Ukraine bonds fell to a record low last week, as the IMF found a $15 billion shortfall in the country’s budget, according to Bloomberg. The Financial Times also reported that Ukraine may need to “double its $17 billion emergency loan ‘within weeks’ to avoid bankruptcy.” So what should multinational companies do?
“MNCs should have a downside 2015 Ukraine plan in place that accounts for the spillover effect of a potential default, especially on the exchange rate,” says FSG’s Head of Research for Europe, the Middle East, and Africa, Martina Bozadzhieva.
Meanwhile in Latin America, Venezuela’s economy is at a cross roads, grappling with falling oil prices, inflation, shortages, and corruption, according to the Financial Times.
“Venezuela’s economy is at the verge of falling into a hyper-inflationary spiral. The government cannot be trusted to successfully implement an economic adjustment even if it was willing to do so. Multinationals should brace themselves for a severe deterioration in operating conditions over the coming months,” says FSG’s Senior Analyst for Latin America Research, Antonio Martinez.
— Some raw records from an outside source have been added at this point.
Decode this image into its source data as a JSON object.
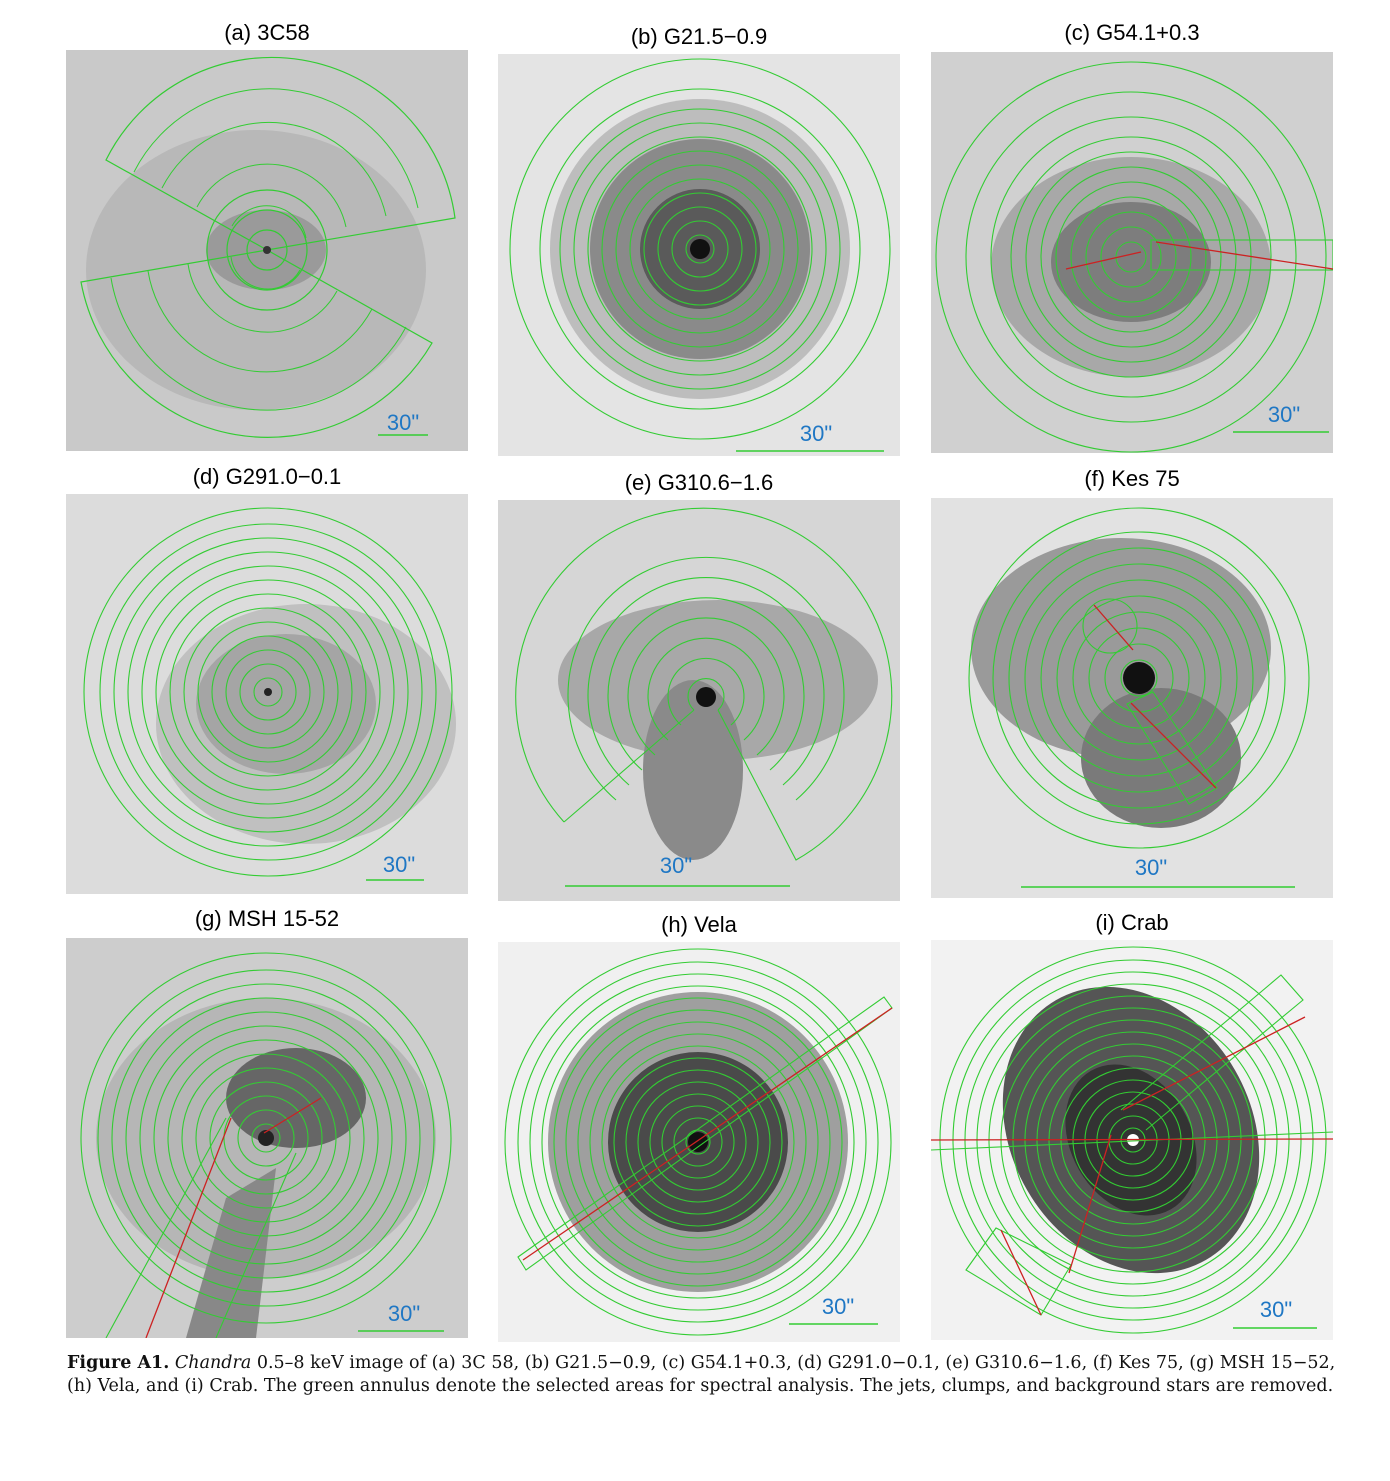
{
  "panels": [
    {
      "title": "(a) 3C58",
      "scale_label": "30\"",
      "kind": "sectors",
      "background": "diffuse",
      "has_red_lines": false
    },
    {
      "title": "(b) G21.5−0.9",
      "scale_label": "30\"",
      "kind": "full",
      "background": "blob",
      "has_red_lines": false
    },
    {
      "title": "(c) G54.1+0.3",
      "scale_label": "30\"",
      "kind": "full",
      "background": "noisy",
      "has_red_lines": true
    },
    {
      "title": "(d) G291.0−0.1",
      "scale_label": "30\"",
      "kind": "full",
      "background": "noisy",
      "has_red_lines": false
    },
    {
      "title": "(e) G310.6−1.6",
      "scale_label": "30\"",
      "kind": "arc",
      "background": "blob",
      "has_red_lines": false
    },
    {
      "title": "(f) Kes 75",
      "scale_label": "30\"",
      "kind": "full",
      "background": "blob",
      "has_red_lines": true
    },
    {
      "title": "(g) MSH 15-52",
      "scale_label": "30\"",
      "kind": "full",
      "background": "noisy",
      "has_red_lines": true
    },
    {
      "title": "(h) Vela",
      "scale_label": "30\"",
      "kind": "full",
      "background": "blob",
      "has_red_lines": true
    },
    {
      "title": "(i) Crab",
      "scale_label": "30\"",
      "kind": "full",
      "background": "blob",
      "has_red_lines": true
    }
  ],
  "colors": {
    "annulus": "#33cc33",
    "jet_line": "#cc2222",
    "scale_text": "#1f77c4"
  },
  "caption": {
    "label": "Figure A1.",
    "instrument": "Chandra",
    "text": " 0.5–8 keV image of (a) 3C 58, (b) G21.5−0.9, (c) G54.1+0.3, (d) G291.0−0.1, (e) G310.6−1.6, (f) Kes 75, (g) MSH 15−52, (h) Vela, and (i) Crab. The green annulus denote the selected areas for spectral analysis. The jets, clumps, and background stars are removed."
  }
}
Globally, emerging markets are being hit hard as the strength of the U.S. dollar continues to rise. JP Morgan’s index of global emerging markets currencies reached an all-time low last Monday, dropping to 79.36 for the first time since 2000, according to Business Insider. However, the article continues, “having a weaker currency is not always bad news for emerging markets…it also means more attractive exports for many developing countries.” FSG agrees.
“FSG predicts the stable macro environment of low interest rates, declining commodity prices, and a strong US dollar to persist in 2015,” says Associate Practice Leader for FSG’s Global Analytics, Sam Osborn.